INPUT_CASE specifies whether to treat the input as lower-cased or case sensitive. By default treat the input as cased since this is more informative, especially for abbreviations. Punctuation are outputted with separating spaces after semiotic tokens, e.g. “I see, it is 10:00…” -> “I see, it is ten o’clock . . .”. Inner-sentence white-space characters in the input are not maintained.

Evaluation

Example evaluation run on Google’s text normalization dataset [TEXTPROCESSING-NORM4]:

python run_evaluation.py  --input=./en_with_types/output-00001-of-00100 [--cat CLASS_CATEGORY] [--input_case INPUT_CASE]

References

TEXTPROCESSING-NORM1

Peter Ebden and Richard Sproat. The kestrel tts text normalization system. Natural Language Engineering, 21(3):333, 2015.

TEXTPROCESSING-NORM2

Alexander Gutkin, Linne Ha, Martin Jansche, Knot Pipatsrisawat, and Richard Sproat. Tts for low resource languages: a bangla synthesizer. In 10th Language Resources and Evaluation Conference. 2016.

TEXTPROCESSING-NORM3

Mehryar Mohri.
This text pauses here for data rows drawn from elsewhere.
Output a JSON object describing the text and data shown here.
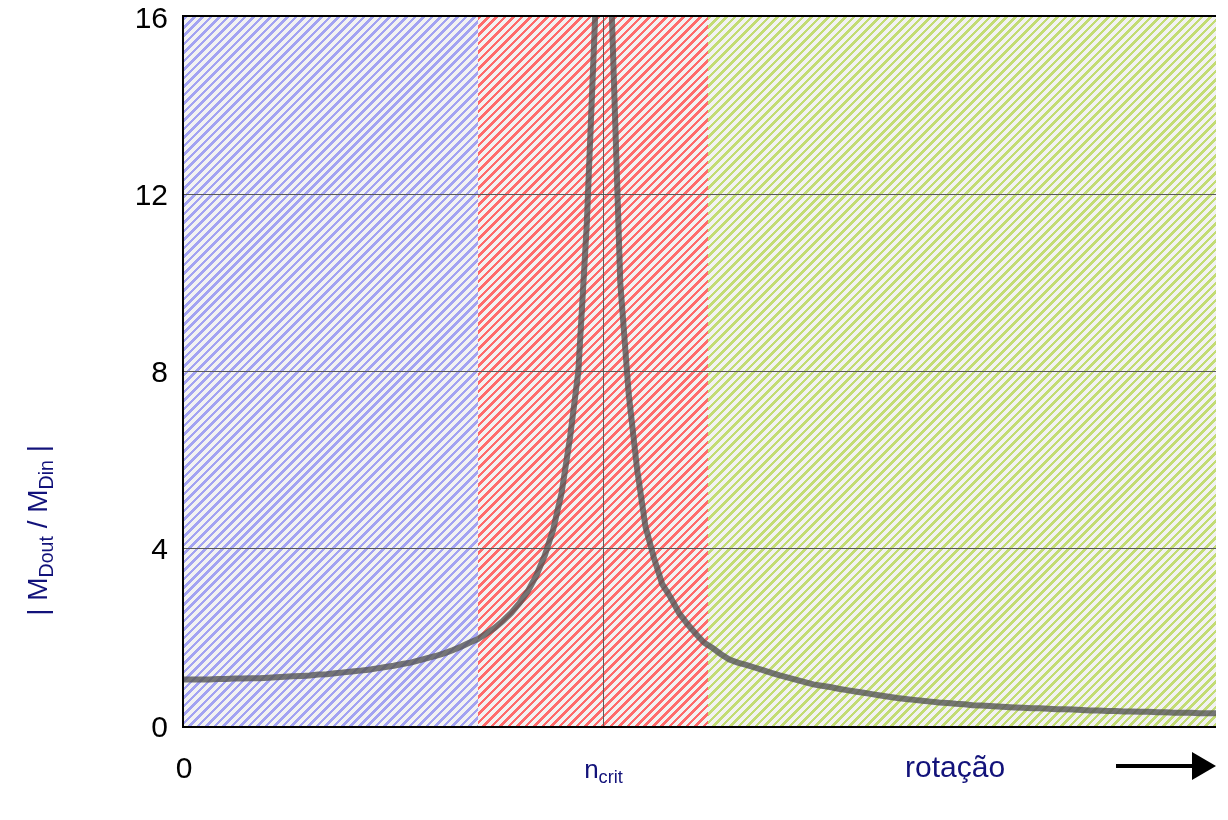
{
  "chart_data": {
    "type": "line",
    "ylabel": "| M$_{Dout}$ / M$_{Din}$ |",
    "xlabel": "rotação",
    "categories": [
      "0",
      null,
      null,
      null,
      null,
      null,
      null,
      null,
      null,
      null,
      null,
      null,
      null,
      null,
      null,
      null,
      null,
      null,
      null,
      null,
      null,
      null,
      null,
      null,
      null,
      null,
      null,
      null,
      null,
      null,
      null,
      null,
      null,
      null,
      null,
      null,
      null,
      null,
      null,
      null,
      null,
      null,
      null,
      null,
      null,
      null,
      null,
      null,
      null,
      null,
      "n$_{crit}$",
      null,
      null,
      null,
      null,
      null,
      null,
      null,
      null,
      null,
      null,
      null,
      null,
      null,
      null,
      null,
      null,
      null,
      null,
      null,
      null,
      null,
      null,
      null,
      null,
      null,
      null,
      null,
      null,
      null,
      null,
      null,
      null,
      null,
      null,
      null,
      null,
      null,
      null,
      null,
      null,
      null,
      null,
      null,
      null,
      null,
      null,
      null,
      null,
      null,
      null,
      null,
      null,
      null,
      null,
      null,
      null,
      null,
      null,
      null,
      null,
      null,
      null,
      null,
      null,
      null,
      null,
      null,
      null,
      null,
      null,
      null,
      null,
      null
    ],
    "series": [
      {
        "color": "#555555",
        "values": [
          1.05,
          1.05,
          1.05,
          1.05,
          1.06,
          1.06,
          1.07,
          1.07,
          1.08,
          1.08,
          1.09,
          1.1,
          1.11,
          1.12,
          1.13,
          1.14,
          1.16,
          1.17,
          1.19,
          1.21,
          1.23,
          1.25,
          1.27,
          1.3,
          1.33,
          1.36,
          1.4,
          1.43,
          1.48,
          1.53,
          1.58,
          1.64,
          1.71,
          1.79,
          1.88,
          1.96,
          2.08,
          2.21,
          2.37,
          2.55,
          2.78,
          3.05,
          3.4,
          3.85,
          4.43,
          5.26,
          6.5,
          8,
          11.3,
          16,
          null,
          16,
          10,
          7.5,
          5.8,
          4.5,
          3.8,
          3.2,
          2.9,
          2.55,
          2.3,
          2.08,
          1.88,
          1.76,
          1.62,
          1.5,
          1.43,
          1.38,
          1.32,
          1.26,
          1.2,
          1.14,
          1.09,
          1.04,
          0.99,
          0.94,
          0.91,
          0.88,
          0.84,
          0.81,
          0.78,
          0.75,
          0.72,
          0.69,
          0.66,
          0.63,
          0.61,
          0.59,
          0.57,
          0.55,
          0.53,
          0.52,
          0.5,
          0.49,
          0.47,
          0.46,
          0.45,
          0.44,
          0.43,
          0.42,
          0.41,
          0.4,
          0.4,
          0.39,
          0.38,
          0.38,
          0.37,
          0.36,
          0.35,
          0.35,
          0.34,
          0.34,
          0.33,
          0.33,
          0.32,
          0.32,
          0.31,
          0.31,
          0.3,
          0.3,
          0.3,
          0.29,
          0.29,
          0.29
        ]
      }
    ],
    "ylim": [
      0,
      16
    ],
    "yticks": [
      0,
      4,
      8,
      12,
      16
    ],
    "grid": true
  }
}
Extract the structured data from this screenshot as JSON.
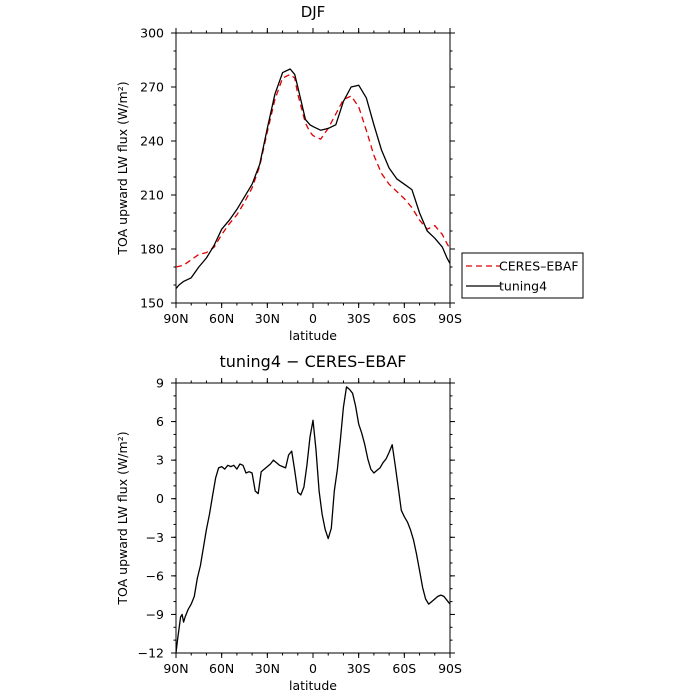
{
  "chart_data": [
    {
      "type": "line",
      "title": "DJF",
      "xlabel": "latitude",
      "ylabel": "TOA upward LW flux (W/m²)",
      "ylim": [
        150,
        300
      ],
      "yticks": [
        150,
        180,
        210,
        240,
        270,
        300
      ],
      "xlim": [
        90,
        -90
      ],
      "xticks": [
        90,
        60,
        30,
        0,
        -30,
        -60,
        -90
      ],
      "xtick_labels": [
        "90N",
        "60N",
        "30N",
        "0",
        "30S",
        "60S",
        "90S"
      ],
      "grid": false,
      "legend_position": "right",
      "series": [
        {
          "name": "CERES–EBAF",
          "color": "#e00000",
          "dash": "dashed",
          "x": [
            90,
            85,
            80,
            75,
            70,
            65,
            60,
            55,
            50,
            45,
            40,
            35,
            30,
            25,
            20,
            15,
            12,
            10,
            5,
            2,
            0,
            -5,
            -10,
            -15,
            -20,
            -25,
            -30,
            -35,
            -40,
            -45,
            -50,
            -55,
            -60,
            -65,
            -70,
            -75,
            -80,
            -85,
            -88,
            -90
          ],
          "y": [
            170,
            171,
            174,
            177,
            178,
            181,
            188,
            194,
            199,
            206,
            214,
            226,
            245,
            263,
            275,
            277,
            275,
            266,
            250,
            245,
            243,
            241,
            247,
            255,
            263,
            265,
            259,
            246,
            232,
            222,
            216,
            212,
            208,
            203,
            196,
            191,
            193,
            188,
            183,
            180
          ]
        },
        {
          "name": "tuning4",
          "color": "#000000",
          "dash": "solid",
          "x": [
            90,
            88,
            85,
            80,
            75,
            70,
            65,
            60,
            55,
            50,
            45,
            40,
            35,
            30,
            25,
            20,
            15,
            12,
            10,
            5,
            2,
            0,
            -5,
            -10,
            -15,
            -20,
            -25,
            -30,
            -35,
            -40,
            -45,
            -50,
            -55,
            -60,
            -65,
            -70,
            -75,
            -80,
            -85,
            -88,
            -90
          ],
          "y": [
            158,
            160,
            162,
            164,
            170,
            175,
            182,
            191,
            196,
            202,
            209,
            216,
            227,
            247,
            266,
            278,
            280,
            277,
            270,
            252,
            249,
            248,
            246,
            247,
            249,
            262,
            270,
            271,
            264,
            249,
            235,
            225,
            219,
            216,
            213,
            200,
            190,
            186,
            181,
            175,
            172
          ]
        }
      ]
    },
    {
      "type": "line",
      "title": "tuning4 − CERES–EBAF",
      "xlabel": "latitude",
      "ylabel": "TOA upward LW flux (W/m²)",
      "ylim": [
        -12,
        9
      ],
      "yticks": [
        -12,
        -9,
        -6,
        -3,
        0,
        3,
        6,
        9
      ],
      "xlim": [
        90,
        -90
      ],
      "xticks": [
        90,
        60,
        30,
        0,
        -30,
        -60,
        -90
      ],
      "xtick_labels": [
        "90N",
        "60N",
        "30N",
        "0",
        "30S",
        "60S",
        "90S"
      ],
      "grid": false,
      "series": [
        {
          "name": "tuning4 − CERES–EBAF",
          "color": "#000000",
          "dash": "solid",
          "x": [
            90,
            89,
            87,
            86,
            85,
            84,
            82,
            80,
            78,
            76,
            74,
            72,
            70,
            68,
            66,
            64,
            62,
            60,
            58,
            56,
            54,
            52,
            50,
            48,
            46,
            44,
            42,
            40,
            38,
            36,
            34,
            32,
            30,
            28,
            26,
            24,
            22,
            20,
            18,
            16,
            14,
            12,
            10,
            8,
            6,
            4,
            2,
            0,
            -2,
            -4,
            -6,
            -8,
            -10,
            -12,
            -14,
            -16,
            -18,
            -20,
            -22,
            -24,
            -26,
            -28,
            -30,
            -32,
            -34,
            -36,
            -38,
            -40,
            -42,
            -44,
            -46,
            -48,
            -50,
            -52,
            -54,
            -56,
            -58,
            -60,
            -62,
            -64,
            -66,
            -68,
            -70,
            -72,
            -74,
            -76,
            -78,
            -80,
            -82,
            -84,
            -86,
            -88,
            -90
          ],
          "y": [
            -12,
            -11,
            -9.2,
            -9,
            -9.6,
            -9.2,
            -8.6,
            -8.2,
            -7.6,
            -6.2,
            -5.2,
            -3.8,
            -2.4,
            -1.2,
            0.2,
            1.6,
            2.4,
            2.5,
            2.3,
            2.6,
            2.5,
            2.6,
            2.3,
            2.7,
            2.6,
            2,
            2.1,
            2,
            0.6,
            0.4,
            2.1,
            2.3,
            2.5,
            2.7,
            3,
            2.8,
            2.6,
            2.5,
            2.4,
            3.4,
            3.7,
            2.2,
            0.5,
            0.3,
            0.9,
            2.6,
            4.8,
            6.1,
            3.8,
            0.6,
            -1.2,
            -2.4,
            -3.1,
            -2.3,
            0.6,
            2.3,
            4.6,
            7.1,
            8.7,
            8.5,
            8.2,
            7.2,
            5.8,
            5.1,
            4.2,
            3.1,
            2.3,
            2,
            2.2,
            2.4,
            2.8,
            3.1,
            3.6,
            4.2,
            2.6,
            0.9,
            -0.9,
            -1.4,
            -1.8,
            -2.4,
            -3.2,
            -4.3,
            -5.6,
            -6.9,
            -7.8,
            -8.2,
            -8.0,
            -7.8,
            -7.6,
            -7.5,
            -7.6,
            -7.9,
            -8.2
          ]
        }
      ]
    }
  ]
}
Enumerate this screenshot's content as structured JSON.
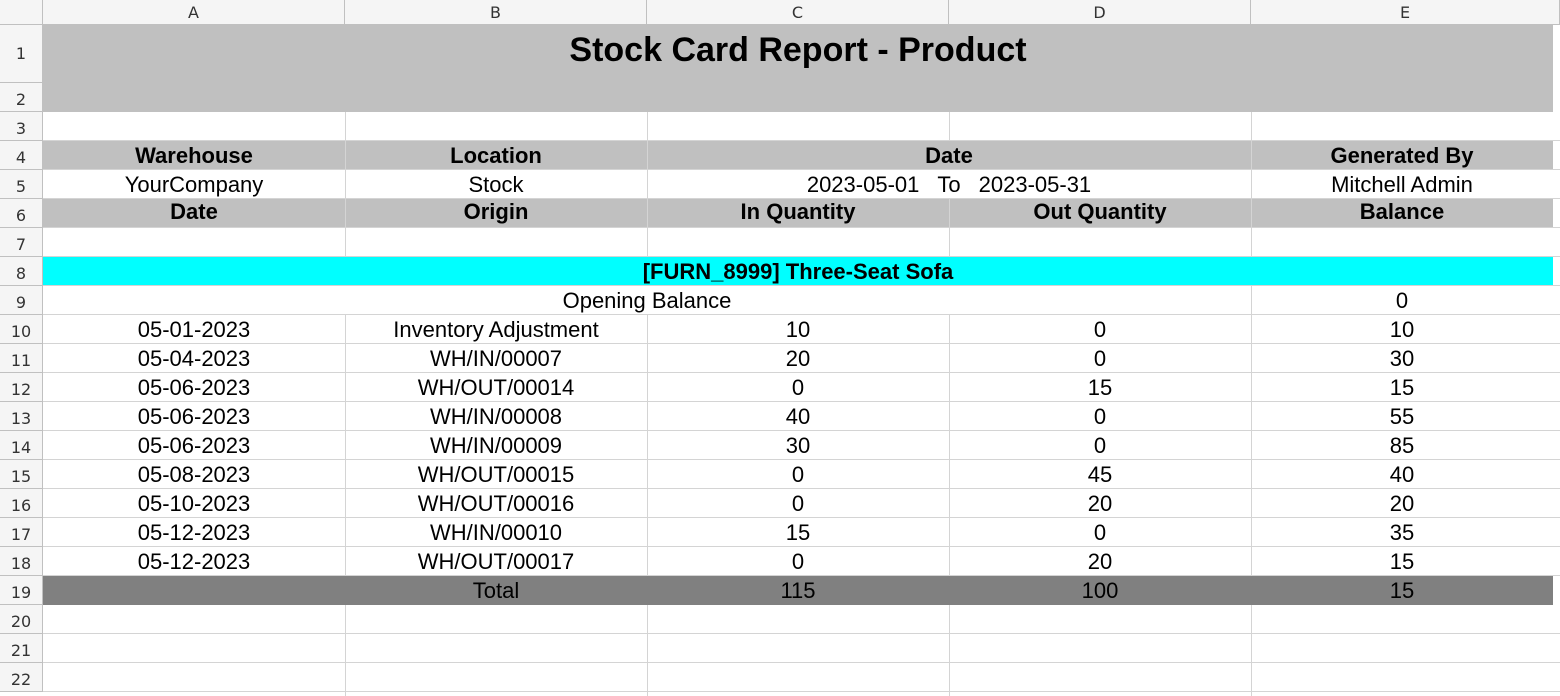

Weighted Automata Algorithms, pages 213–254. Springer Berlin Heidelberg, Berlin, Heidelberg, 2009. URL: https://doi.org/10.1007/978-3-642-01492-5_6, doi:10.1007/978-3-642-01492-5_6.

TEXTPROCESSING-NORM4

Richard Sproat and Navdeep Jaitly. Rnn approaches to text normalization: a challenge. arXiv preprint arXiv:1611.00068, 2016.

TEXTPROCESSING-NORM5

Yang Zhang, Evelina Bakhturina, Kyle Gorman, and Boris Ginsburg. Nemo inverse text normalization: from development to production. 2021. arXiv:2104.05055.